Yellen was scheduled to speak in front of the Joint Economic Committee this morning, with traders hanging on her every word to determine when the Fed will raise benchmark rates.
Yellen's job is to keep the faith in markets by continuing her stance that the economy is improving and that the central bank's stimulus program will continue to be unwound.
If she deviates too far, as she did in March when she suggested rates could rise as soon as six months after tapering ends, stocks could crash lower as the market will be caught off guard.
Although the headline labor market figure looked great last Friday as 288,000 jobs were added in April, many economists see holes in the economy. For example, the labor force declined by 806,000 workers in April, the fourth-largest decline since the Department of Labor began recording the statistic in 1948.
A mixed labor market -- alongside lackluster economic growth -- means that Yellen probably shouldn't be too bold this time around and suggest that rates will rise any sooner than the summer of next year.
If she needs a reminder of the effects a bold prediction can have, she can look at her comments in March and also back to last May when Bernanke hinted that the Fed was considering reducing its stimulus program over the next few meetings.

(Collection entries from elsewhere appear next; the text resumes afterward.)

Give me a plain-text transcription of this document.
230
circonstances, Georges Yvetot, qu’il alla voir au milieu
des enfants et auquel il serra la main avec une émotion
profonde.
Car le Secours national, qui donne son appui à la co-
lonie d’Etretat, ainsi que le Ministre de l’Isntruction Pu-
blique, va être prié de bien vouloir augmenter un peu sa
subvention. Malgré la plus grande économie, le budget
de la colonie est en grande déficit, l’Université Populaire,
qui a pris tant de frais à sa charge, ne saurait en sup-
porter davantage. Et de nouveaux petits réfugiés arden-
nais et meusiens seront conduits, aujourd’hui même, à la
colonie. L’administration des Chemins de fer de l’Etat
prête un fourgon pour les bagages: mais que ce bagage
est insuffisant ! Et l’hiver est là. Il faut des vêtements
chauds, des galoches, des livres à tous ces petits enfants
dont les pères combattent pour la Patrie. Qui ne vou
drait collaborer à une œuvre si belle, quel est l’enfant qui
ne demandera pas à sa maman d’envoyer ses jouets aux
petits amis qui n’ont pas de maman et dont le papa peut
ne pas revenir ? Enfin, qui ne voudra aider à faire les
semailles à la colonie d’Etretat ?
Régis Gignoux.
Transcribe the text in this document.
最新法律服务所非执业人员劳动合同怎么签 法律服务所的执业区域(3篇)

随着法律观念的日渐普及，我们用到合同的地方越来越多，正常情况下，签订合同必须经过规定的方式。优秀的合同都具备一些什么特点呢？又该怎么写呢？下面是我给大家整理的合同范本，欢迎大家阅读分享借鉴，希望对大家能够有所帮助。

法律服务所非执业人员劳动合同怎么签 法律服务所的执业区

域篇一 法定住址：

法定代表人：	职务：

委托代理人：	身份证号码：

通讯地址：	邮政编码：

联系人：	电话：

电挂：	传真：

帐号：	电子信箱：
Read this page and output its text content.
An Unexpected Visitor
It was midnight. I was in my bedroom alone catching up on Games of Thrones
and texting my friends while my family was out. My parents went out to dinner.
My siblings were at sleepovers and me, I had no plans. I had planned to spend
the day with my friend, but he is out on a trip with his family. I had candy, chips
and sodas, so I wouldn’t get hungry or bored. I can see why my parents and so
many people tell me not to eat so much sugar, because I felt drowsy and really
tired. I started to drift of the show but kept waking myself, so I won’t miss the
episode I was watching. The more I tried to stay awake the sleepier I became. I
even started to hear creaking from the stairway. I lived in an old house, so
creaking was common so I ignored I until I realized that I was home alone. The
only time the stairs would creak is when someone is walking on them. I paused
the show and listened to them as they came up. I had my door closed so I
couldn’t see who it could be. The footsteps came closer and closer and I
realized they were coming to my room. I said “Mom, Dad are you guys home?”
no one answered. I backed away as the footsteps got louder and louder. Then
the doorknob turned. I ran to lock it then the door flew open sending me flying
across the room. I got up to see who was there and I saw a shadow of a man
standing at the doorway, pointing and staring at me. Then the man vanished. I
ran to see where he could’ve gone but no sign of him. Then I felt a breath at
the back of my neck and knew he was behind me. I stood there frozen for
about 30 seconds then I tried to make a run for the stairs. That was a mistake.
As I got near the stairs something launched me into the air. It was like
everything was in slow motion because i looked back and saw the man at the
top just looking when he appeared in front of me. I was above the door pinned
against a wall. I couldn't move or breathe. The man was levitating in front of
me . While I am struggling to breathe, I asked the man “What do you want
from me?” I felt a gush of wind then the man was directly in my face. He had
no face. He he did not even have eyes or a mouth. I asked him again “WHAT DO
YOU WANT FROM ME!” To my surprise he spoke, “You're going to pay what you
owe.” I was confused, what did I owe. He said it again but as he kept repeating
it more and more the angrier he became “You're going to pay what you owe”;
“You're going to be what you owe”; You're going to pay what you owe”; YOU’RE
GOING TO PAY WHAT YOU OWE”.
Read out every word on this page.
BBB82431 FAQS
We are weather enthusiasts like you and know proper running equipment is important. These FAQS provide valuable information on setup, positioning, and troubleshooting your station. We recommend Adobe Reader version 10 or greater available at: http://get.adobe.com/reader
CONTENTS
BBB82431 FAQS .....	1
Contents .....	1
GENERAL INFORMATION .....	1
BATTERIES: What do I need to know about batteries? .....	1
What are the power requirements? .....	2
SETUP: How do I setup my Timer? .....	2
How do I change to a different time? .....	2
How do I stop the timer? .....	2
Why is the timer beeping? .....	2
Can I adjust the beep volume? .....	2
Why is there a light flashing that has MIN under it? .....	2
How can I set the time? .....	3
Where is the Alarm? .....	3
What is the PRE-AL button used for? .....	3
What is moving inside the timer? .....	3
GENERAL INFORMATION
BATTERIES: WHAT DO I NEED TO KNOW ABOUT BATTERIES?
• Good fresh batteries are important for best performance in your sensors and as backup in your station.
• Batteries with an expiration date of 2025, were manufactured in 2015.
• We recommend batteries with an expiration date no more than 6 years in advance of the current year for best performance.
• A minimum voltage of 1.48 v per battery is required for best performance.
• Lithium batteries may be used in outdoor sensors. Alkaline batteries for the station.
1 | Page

His comments set off a multi-month decline in iShares Barclays 20+ Year Treasury Bond (TLT), as well as a quick move lower in equities.
For now, the SPDR S&P 500 (SPY) looks to be stuck under large resistance at the 190 level, and other high-beta equity indexes have already sold off earlier this year.
If Yellen is caught off guard at any point during her testimony and says something that differs from the perceived script of the Fed, volatility could spike, leading equities to sell off.